A year after building his laboratory, Edison needed more money to keep it operating. Because most of his experimental work was on improving telegraph and telephone technology for Western Union, wizardhe wrote to company president William Orton to ask for help. He explained that "the cost of running my machine shop including coal kerosene & labor is about 15 per day or 100 per week; at present I have no source of income which will warrant continuing my machine shop and I shall be compelled to close it unless I am able to provide funds for continuing the same and keep my skilled workmen." After describing the "unusual facilities which I have for perfecting any kind of Telegraphic invention," Edison promised that he would give Western Union "every invention that I can make during that time which is applicable to commercial telegraphy."

Western Union agreed to pay for all patent expenses and to give him additional royalties for any successful inventions including the telephone.
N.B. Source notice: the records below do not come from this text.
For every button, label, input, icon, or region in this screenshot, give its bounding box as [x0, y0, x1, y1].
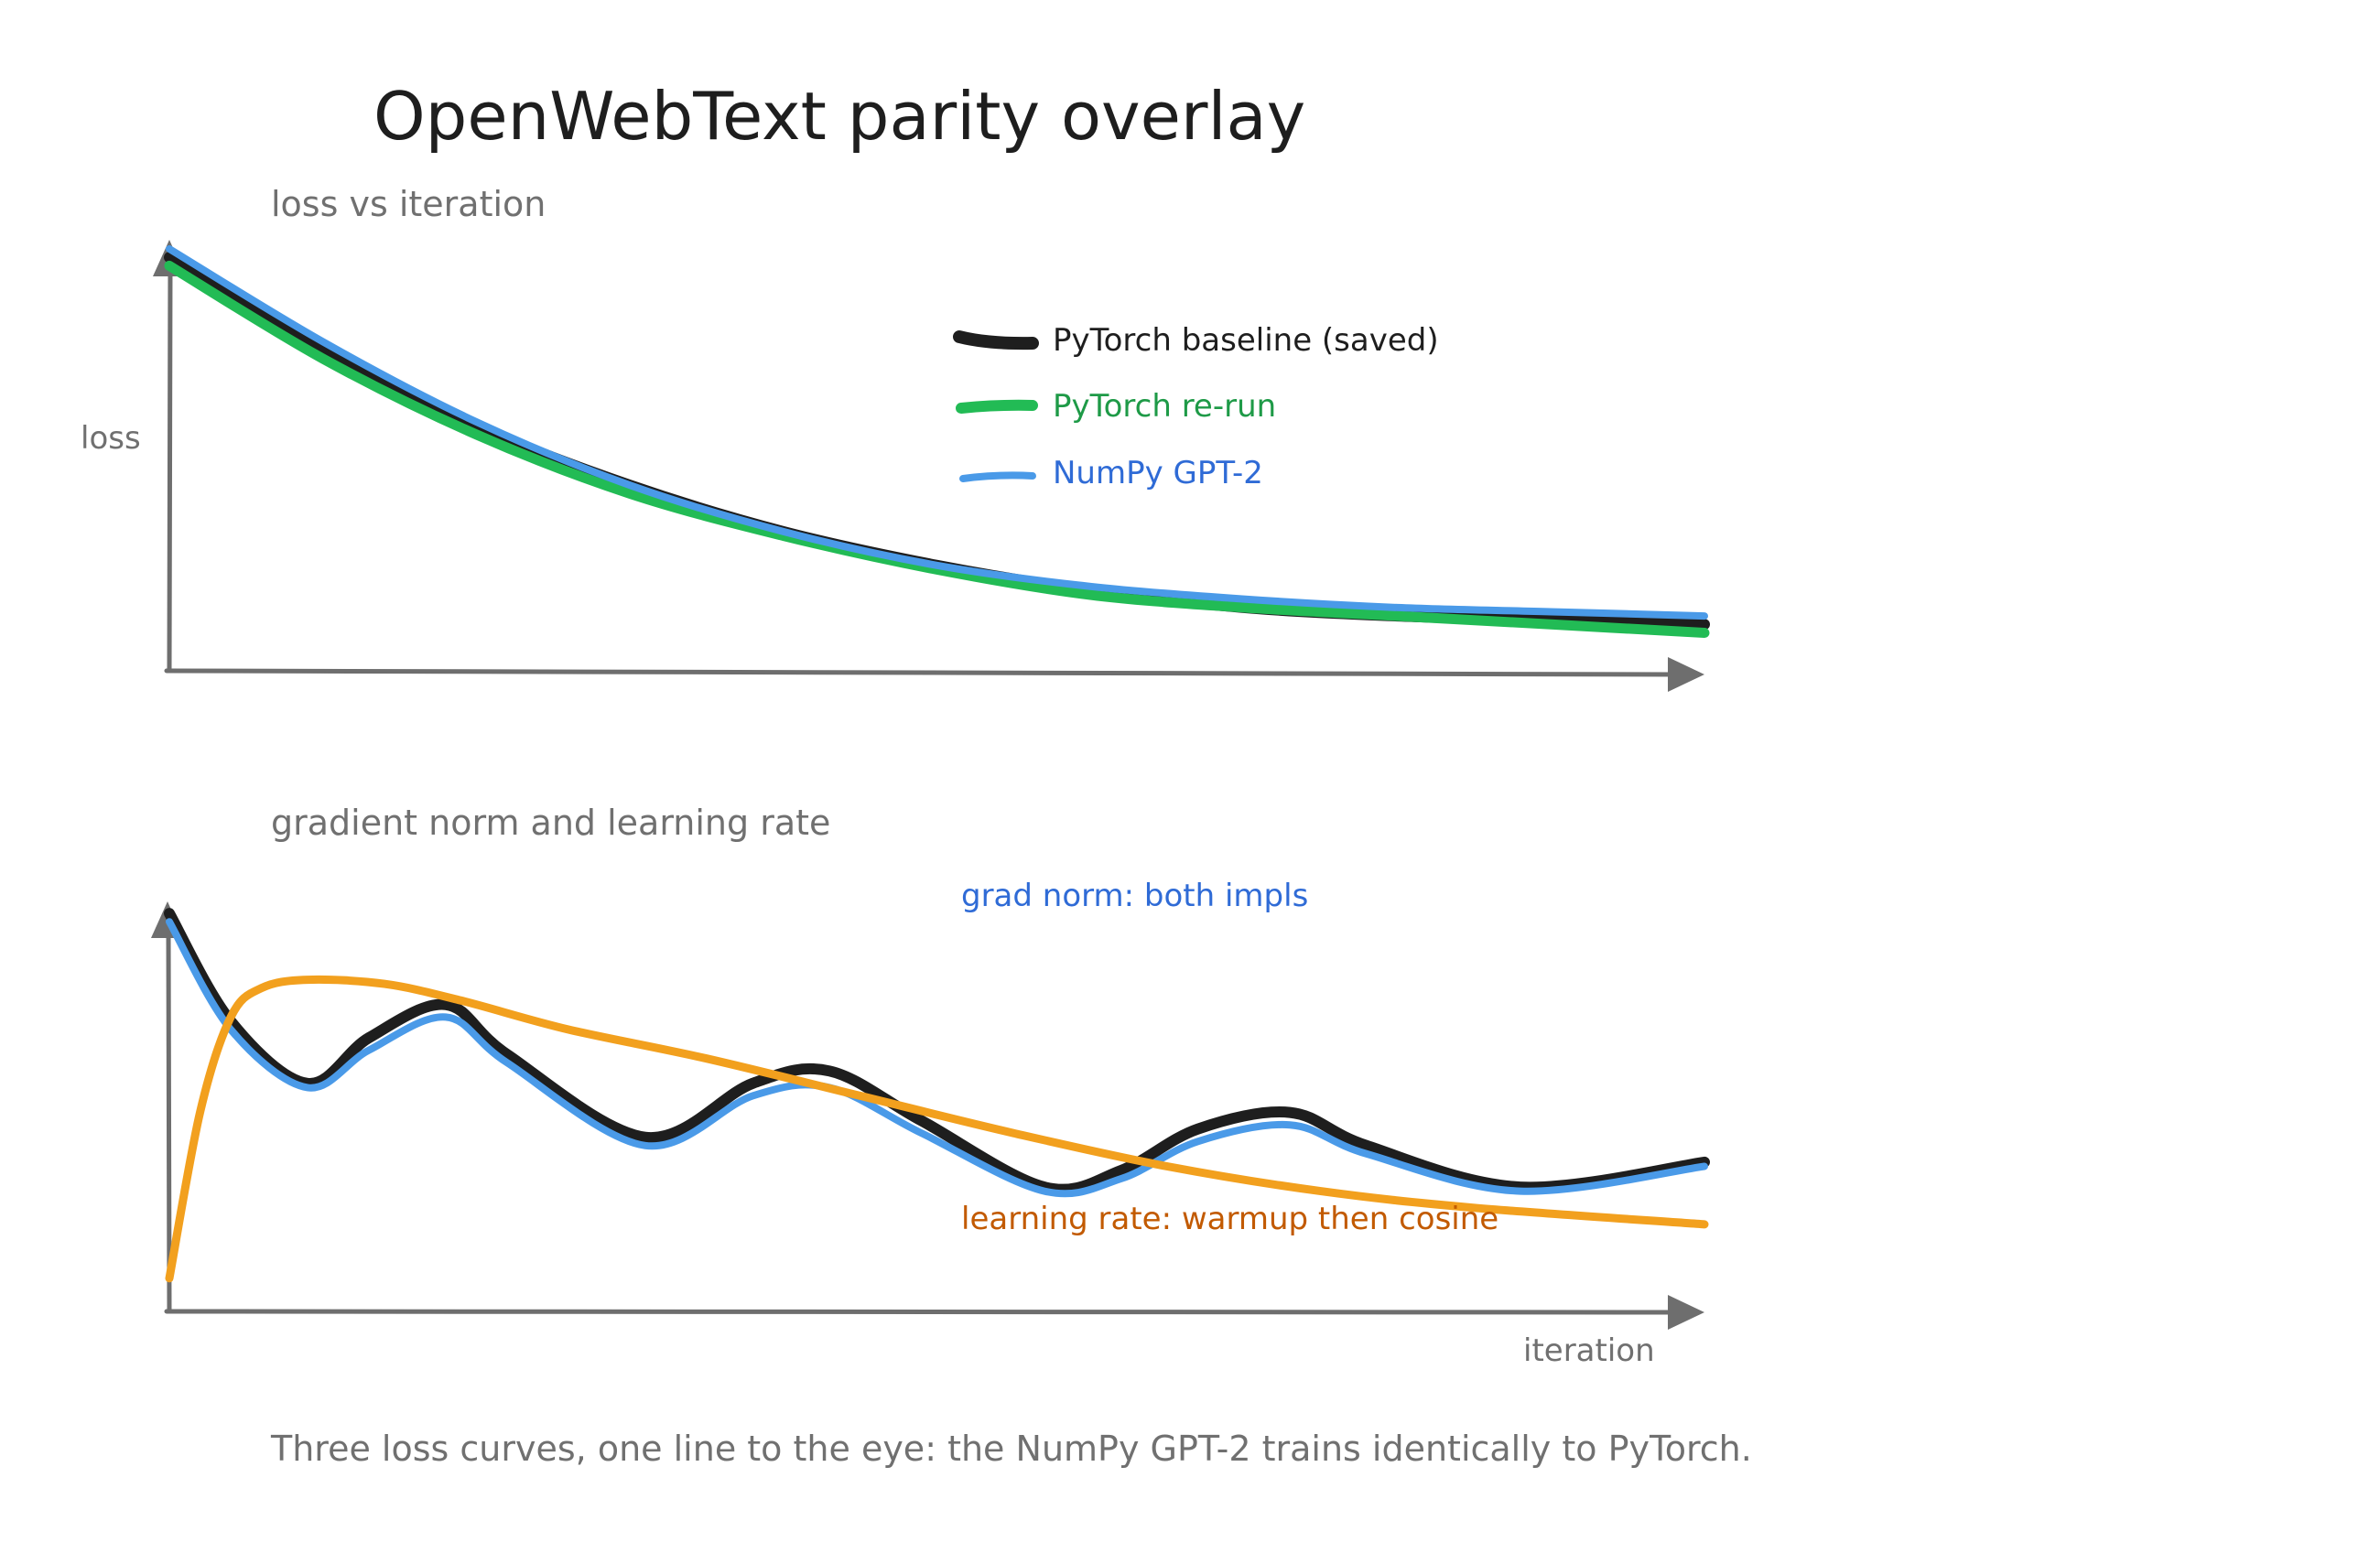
loss-y-axis-label: loss	[81, 420, 141, 457]
loss-x-axis	[164, 668, 1678, 677]
loss-panel: loss vs iteration loss PyTorch baseline …	[81, 184, 1710, 692]
series-line-grad-norm-numpy	[166, 918, 1708, 1198]
grad-lr-y-axis	[166, 929, 172, 1314]
series-line-pytorch-rerun	[164, 260, 1710, 638]
legend-label-pytorch-baseline: PyTorch baseline (saved)	[1053, 322, 1439, 359]
loss-panel-subtitle: loss vs iteration	[271, 184, 546, 224]
series-line-learning-rate	[165, 975, 1709, 1283]
iteration-x-axis-label: iteration	[1523, 1332, 1655, 1369]
series-line-grad-norm-pytorch	[164, 908, 1710, 1195]
chart-title: OpenWebText parity overlay	[373, 78, 1305, 155]
loss-legend: PyTorch baseline (saved) PyTorch re-run …	[953, 322, 1439, 491]
legend-swatch-pytorch-rerun	[956, 399, 1038, 414]
loss-y-axis	[167, 263, 173, 674]
grad-lr-panel: gradient norm and learning rate iteratio…	[151, 803, 1710, 1369]
grad-lr-x-axis-arrowhead	[1668, 1295, 1704, 1330]
legend-label-numpy-gpt2: NumPy GPT-2	[1053, 455, 1263, 491]
loss-x-axis-arrowhead	[1668, 657, 1704, 692]
grad-lr-panel-subtitle: gradient norm and learning rate	[271, 803, 830, 843]
grad-norm-annotation: grad norm: both impls	[961, 878, 1308, 914]
grad-lr-series-group	[164, 908, 1710, 1283]
grad-lr-x-axis	[164, 1309, 1678, 1315]
chart-caption: Three loss curves, one line to the eye: …	[270, 1429, 1752, 1469]
legend-swatch-numpy-gpt2	[959, 471, 1036, 482]
series-line-numpy-gpt2	[166, 245, 1708, 620]
legend-label-pytorch-rerun: PyTorch re-run	[1053, 388, 1276, 425]
loss-series-group	[164, 245, 1710, 638]
legend-swatch-pytorch-baseline	[953, 330, 1039, 351]
learning-rate-annotation: learning rate: warmup then cosine	[961, 1201, 1498, 1237]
Edison’s first successful invention for Western Union was the carbon-button transmitter. But it was the tinfoil phonograph that made Edison’s reputation as the Wizard of Menlo Park! Because Western Union did not want the phonograph invention, a group of investors connected to the Bell Telephone Company helped form the Edison Speaking Phonograph Company to promote the new invention and gave Edison $10,000 to improve the exciting new technology.

But before he could develop a commercial phonograph, Edison turned to a new challenge—electric lighting. After announcing in the press in September 1878 that he had solved the problem of the electric light, a group of Western Union investors decided to form the Edison Electric Light Company. Over the next two and a half years they provided Edison with $130,000 for his experiments (about $2.3 million in today's currency).